CAN Féminine 2026 – Justin Madugu (Coach Nigéria) : « C’est un nouveau match et une autre compétition »

Après un revers tout aussi inattendu que saisissant face au Malawi (3-2) lors de leur entrée en lice, les Super Falcons du Nigeria se retrouvent au bord du gouffre. Pour conserver leurs chances de qualification en quart de finale de la Coupe d’Afrique des Nations Féminine 2026 (WAFCON), les Nigérianes n’ont d’autre choix que de se reprendre immédiatement. La tâche s’annonce toutefois ardue face à une équipe de Zambie en pleine confiance, qui a littéralement balayé l’Égypte sur le score implacable de 6-0 lors de son premier match du Groupe C.

Bien que le Nigeria ait largement dominé la Zambie (5-0) lors de la précédente édition, le sélectionneur Justin Madugu refuse catégoriquement de se reposer sur les succès passés. Présent en conférence de presse à Rabat, il a tenu à recentrer les débats sur le présent : « L’année dernière, c’est du passé, c’est de l’histoire ancienne. C’est un nouveau match et une tout autre compétition. Nous n’utilisons pas les résultats passés pour évaluer notre adversaire. Nous analysons ce que la Zambie réalise aujourd’hui. » a-t-il déclaré.

Conscient de l’état d’esprit des deux équipes, Madugu a souligné que son groupe s’attend à un combat acharné sans pour autant aborder la rencontre en victime. « Nous savons très bien que leur victoire éclatante contre l’Égypte a boosté leur moral, tout comme nous payons le prix de notre récente défaite. Mais nous ne voulons pas entrer sur le terrain en ayant l’air battus d’avance. Notre objectif ultime reste la victoire et nous savons exactement ce qui est en jeu : c’est la victoire ou rien, et nous ne prendrons absolument rien pour acquis », a-t-il affirmé avec détermination.

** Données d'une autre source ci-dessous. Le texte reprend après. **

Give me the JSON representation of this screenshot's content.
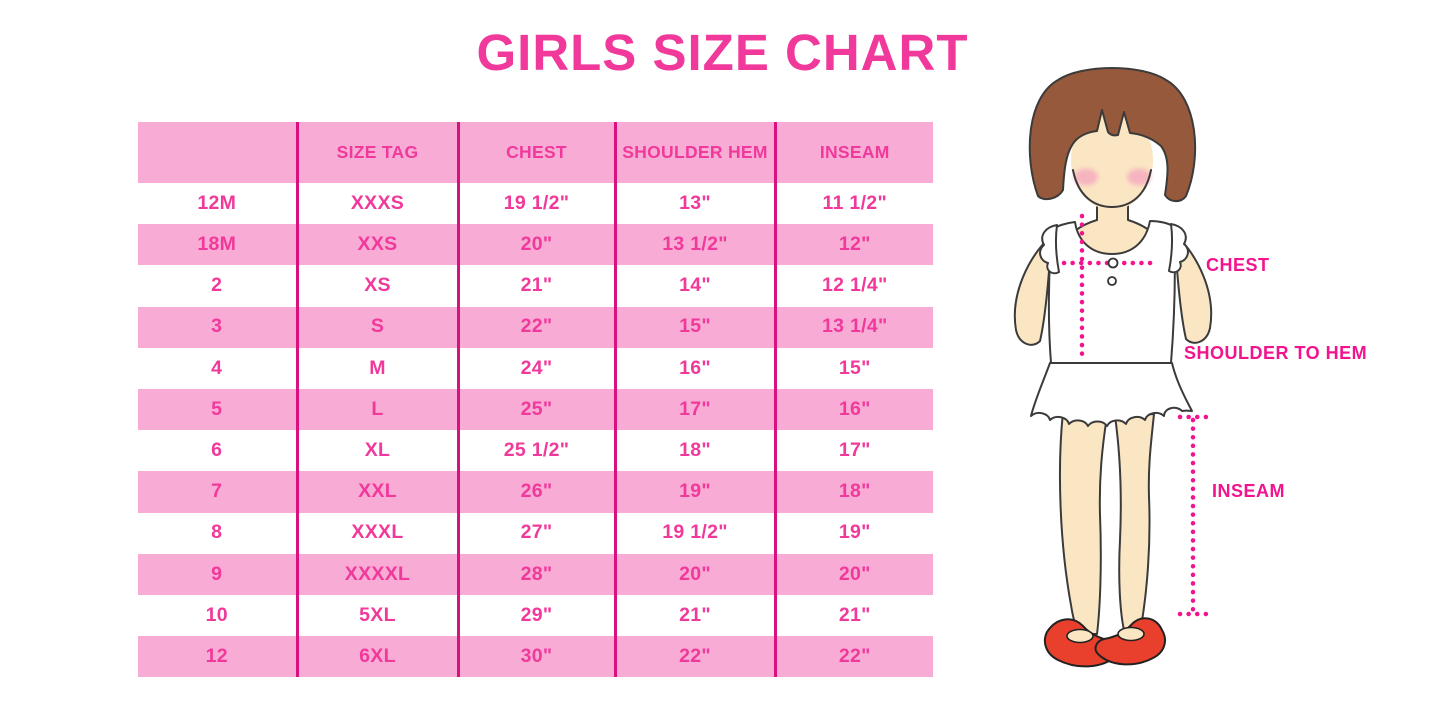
{
  "title": "GIRLS SIZE CHART",
  "colors": {
    "pink_bg": "#F8ABD4",
    "magenta": "#F0399B",
    "divider": "#D9117E",
    "measure_line": "#F2148E",
    "hair": "#96593C",
    "skin": "#FBE6C3",
    "blush": "#F5A8C0",
    "shoe": "#E8402C",
    "outline": "#3B3B3B"
  },
  "table": {
    "headers": [
      "",
      "SIZE TAG",
      "CHEST",
      "SHOULDER HEM",
      "INSEAM"
    ],
    "rows": [
      [
        "12M",
        "XXXS",
        "19 1/2\"",
        "13\"",
        "11 1/2\""
      ],
      [
        "18M",
        "XXS",
        "20\"",
        "13 1/2\"",
        "12\""
      ],
      [
        "2",
        "XS",
        "21\"",
        "14\"",
        "12 1/4\""
      ],
      [
        "3",
        "S",
        "22\"",
        "15\"",
        "13 1/4\""
      ],
      [
        "4",
        "M",
        "24\"",
        "16\"",
        "15\""
      ],
      [
        "5",
        "L",
        "25\"",
        "17\"",
        "16\""
      ],
      [
        "6",
        "XL",
        "25 1/2\"",
        "18\"",
        "17\""
      ],
      [
        "7",
        "XXL",
        "26\"",
        "19\"",
        "18\""
      ],
      [
        "8",
        "XXXL",
        "27\"",
        "19 1/2\"",
        "19\""
      ],
      [
        "9",
        "XXXXL",
        "28\"",
        "20\"",
        "20\""
      ],
      [
        "10",
        "5XL",
        "29\"",
        "21\"",
        "21\""
      ],
      [
        "12",
        "6XL",
        "30\"",
        "22\"",
        "22\""
      ]
    ]
  },
  "figure": {
    "labels": {
      "chest": "CHEST",
      "shoulder_to_hem": "SHOULDER TO HEM",
      "inseam": "INSEAM"
    }
  }
}
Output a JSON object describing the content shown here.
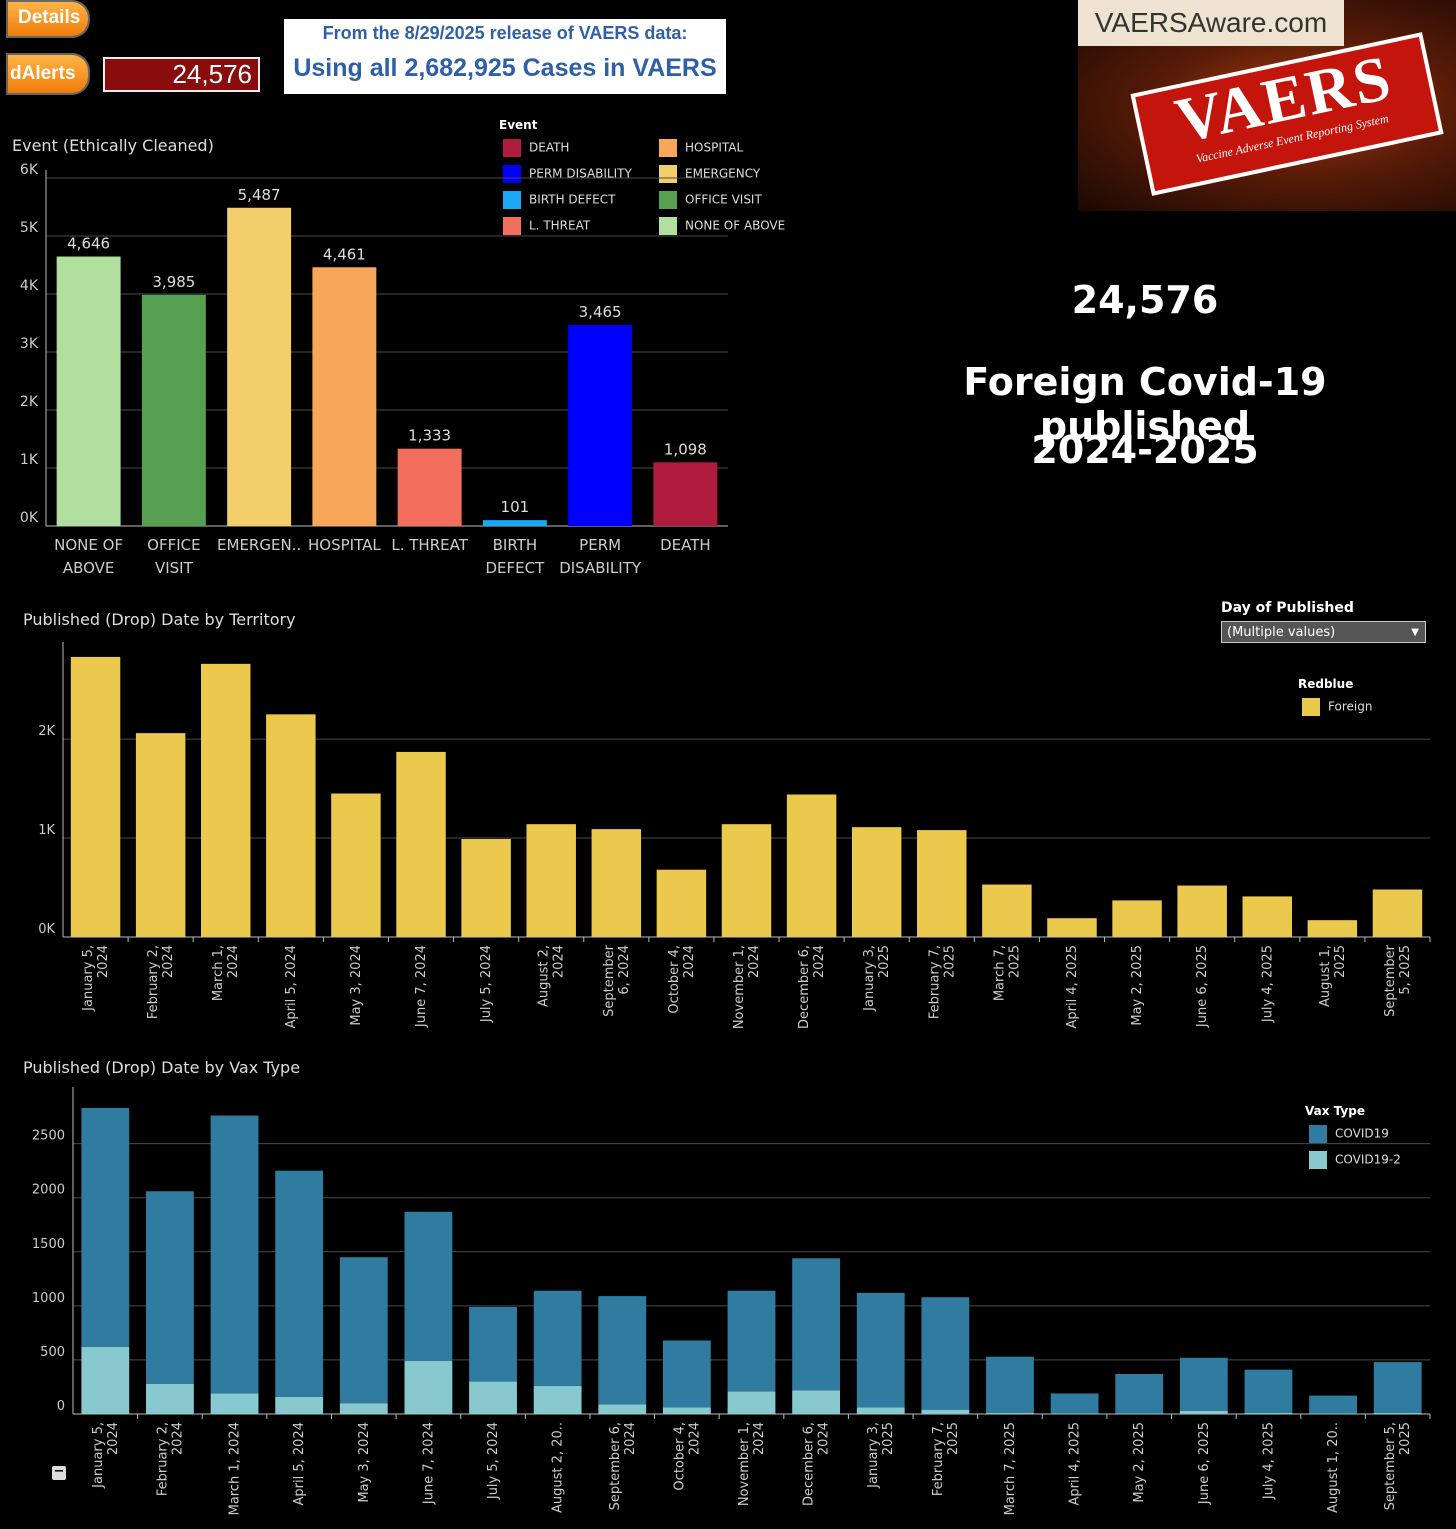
{
  "controls": {
    "details_label": "Details",
    "alerts_label": "dAlerts",
    "counter": "24,576",
    "release_line1": "From the 8/29/2025 release of VAERS data:",
    "release_line2": "Using all 2,682,925 Cases in VAERS"
  },
  "logo": {
    "site": "VAERSAware.com",
    "badge": "VAERS",
    "subtitle": "Vaccine Adverse Event Reporting System"
  },
  "headline": {
    "count": "24,576",
    "line1": "Foreign Covid-19 published",
    "line2": "2024-2025"
  },
  "event_legend": {
    "title": "Event",
    "items": [
      {
        "label": "DEATH",
        "color": "#b01c3e"
      },
      {
        "label": "HOSPITAL",
        "color": "#f7a65a"
      },
      {
        "label": "PERM DISABILITY",
        "color": "#0000ff"
      },
      {
        "label": "EMERGENCY",
        "color": "#f2cf6a"
      },
      {
        "label": "BIRTH DEFECT",
        "color": "#19a8f5"
      },
      {
        "label": "OFFICE VISIT",
        "color": "#56a04f"
      },
      {
        "label": "L. THREAT",
        "color": "#f46e5d"
      },
      {
        "label": "NONE OF ABOVE",
        "color": "#b1dfa0"
      }
    ]
  },
  "day_filter": {
    "label": "Day of Published",
    "value": "(Multiple values)"
  },
  "territory_legend": {
    "title": "Redblue",
    "items": [
      {
        "label": "Foreign",
        "color": "#eac94d"
      }
    ]
  },
  "vax_legend": {
    "title": "Vax Type",
    "items": [
      {
        "label": "COVID19",
        "color": "#307ca1"
      },
      {
        "label": "COVID19-2",
        "color": "#88c9cf"
      }
    ]
  },
  "chart_data": [
    {
      "type": "bar",
      "title": "Event (Ethically Cleaned)",
      "categories": [
        "NONE OF ABOVE",
        "OFFICE VISIT",
        "EMERGEN..",
        "HOSPITAL",
        "L. THREAT",
        "BIRTH DEFECT",
        "PERM DISABILITY",
        "DEATH"
      ],
      "tick_lines": [
        [
          "NONE OF",
          "ABOVE"
        ],
        [
          "OFFICE",
          "VISIT"
        ],
        [
          "EMERGEN.."
        ],
        [
          "HOSPITAL"
        ],
        [
          "L. THREAT"
        ],
        [
          "BIRTH",
          "DEFECT"
        ],
        [
          "PERM",
          "DISABILITY"
        ],
        [
          "DEATH"
        ]
      ],
      "values": [
        4646,
        3985,
        5487,
        4461,
        1333,
        101,
        3465,
        1098
      ],
      "data_labels": [
        "4,646",
        "3,985",
        "5,487",
        "4,461",
        "1,333",
        "101",
        "3,465",
        "1,098"
      ],
      "colors": [
        "#b1dfa0",
        "#56a04f",
        "#f2cf6a",
        "#f7a65a",
        "#f46e5d",
        "#19a8f5",
        "#0000ff",
        "#b01c3e"
      ],
      "yticks": [
        0,
        1000,
        2000,
        3000,
        4000,
        5000,
        6000
      ],
      "ytick_labels": [
        "0K",
        "1K",
        "2K",
        "3K",
        "4K",
        "5K",
        "6K"
      ],
      "ylim": [
        0,
        6000
      ],
      "grid": true
    },
    {
      "type": "bar",
      "title": "Published (Drop) Date by Territory",
      "categories": [
        "January 5, 2024",
        "February 2, 2024",
        "March 1, 2024",
        "April 5, 2024",
        "May 3, 2024",
        "June 7, 2024",
        "July 5, 2024",
        "August 2, 2024",
        "September 6, 2024",
        "October 4, 2024",
        "November 1, 2024",
        "December 6, 2024",
        "January 3, 2025",
        "February 7, 2025",
        "March 7, 2025",
        "April 4, 2025",
        "May 2, 2025",
        "June 6, 2025",
        "July 4, 2025",
        "August 1, 2025",
        "September 5, 2025"
      ],
      "tick_lines": [
        [
          "January 5,",
          "2024"
        ],
        [
          "February 2,",
          "2024"
        ],
        [
          "March 1,",
          "2024"
        ],
        [
          "April 5, 2024"
        ],
        [
          "May 3, 2024"
        ],
        [
          "June 7, 2024"
        ],
        [
          "July 5, 2024"
        ],
        [
          "August 2,",
          "2024"
        ],
        [
          "September",
          "6, 2024"
        ],
        [
          "October 4,",
          "2024"
        ],
        [
          "November 1,",
          "2024"
        ],
        [
          "December 6,",
          "2024"
        ],
        [
          "January 3,",
          "2025"
        ],
        [
          "February 7,",
          "2025"
        ],
        [
          "March 7,",
          "2025"
        ],
        [
          "April 4, 2025"
        ],
        [
          "May 2, 2025"
        ],
        [
          "June 6, 2025"
        ],
        [
          "July 4, 2025"
        ],
        [
          "August 1,",
          "2025"
        ],
        [
          "September",
          "5, 2025"
        ]
      ],
      "series": [
        {
          "name": "Foreign",
          "values": [
            2830,
            2060,
            2760,
            2250,
            1450,
            1870,
            990,
            1140,
            1090,
            680,
            1140,
            1440,
            1110,
            1080,
            530,
            190,
            370,
            520,
            410,
            170,
            480
          ]
        }
      ],
      "yticks": [
        0,
        1000,
        2000
      ],
      "ytick_labels": [
        "0K",
        "1K",
        "2K"
      ],
      "ylim": [
        0,
        2900
      ],
      "grid": true
    },
    {
      "type": "bar",
      "stacked": true,
      "title": "Published (Drop) Date by Vax Type",
      "categories": [
        "January 5, 2024",
        "February 2, 2024",
        "March 1, 2024",
        "April 5, 2024",
        "May 3, 2024",
        "June 7, 2024",
        "July 5, 2024",
        "August 2, 20..",
        "September 6, 2024",
        "October 4, 2024",
        "November 1, 2024",
        "December 6, 2024",
        "January 3, 2025",
        "February 7, 2025",
        "March 7, 2025",
        "April 4, 2025",
        "May 2, 2025",
        "June 6, 2025",
        "July 4, 2025",
        "August 1, 20..",
        "September 5, 2025"
      ],
      "tick_lines": [
        [
          "January 5,",
          "2024"
        ],
        [
          "February 2,",
          "2024"
        ],
        [
          "March 1, 2024"
        ],
        [
          "April 5, 2024"
        ],
        [
          "May 3, 2024"
        ],
        [
          "June 7, 2024"
        ],
        [
          "July 5, 2024"
        ],
        [
          "August 2, 20.."
        ],
        [
          "September 6,",
          "2024"
        ],
        [
          "October 4,",
          "2024"
        ],
        [
          "November 1,",
          "2024"
        ],
        [
          "December 6,",
          "2024"
        ],
        [
          "January 3,",
          "2025"
        ],
        [
          "February 7,",
          "2025"
        ],
        [
          "March 7, 2025"
        ],
        [
          "April 4, 2025"
        ],
        [
          "May 2, 2025"
        ],
        [
          "June 6, 2025"
        ],
        [
          "July 4, 2025"
        ],
        [
          "August 1, 20.."
        ],
        [
          "September 5,",
          "2025"
        ]
      ],
      "series": [
        {
          "name": "COVID19-2",
          "values": [
            620,
            280,
            190,
            160,
            100,
            490,
            300,
            260,
            90,
            60,
            210,
            220,
            60,
            40,
            10,
            5,
            5,
            30,
            10,
            5,
            10
          ]
        },
        {
          "name": "COVID19",
          "values": [
            2210,
            1780,
            2570,
            2090,
            1350,
            1380,
            690,
            880,
            1000,
            620,
            930,
            1220,
            1060,
            1040,
            520,
            185,
            365,
            490,
            400,
            165,
            470
          ]
        }
      ],
      "yticks": [
        0,
        500,
        1000,
        1500,
        2000,
        2500
      ],
      "ytick_labels": [
        "0",
        "500",
        "1000",
        "1500",
        "2000",
        "2500"
      ],
      "ylim": [
        0,
        2950
      ],
      "grid": true
    }
  ]
}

L’enjeu de cette confrontation est monumental pour les deux nations et façonnera la suite du tournoi. Un succès permettrait à la Zambie de valider prématurément son billet pour les quarts de finale avant même d’affronter le Malawi. En revanche, pour le Nigeria, ogre historique du football féminin africain, une nouvelle défaite scellerait une élimination précoce dès la phase de groupes, ce qui constituerait un séisme sans précédent dans l’histoire de la compétition.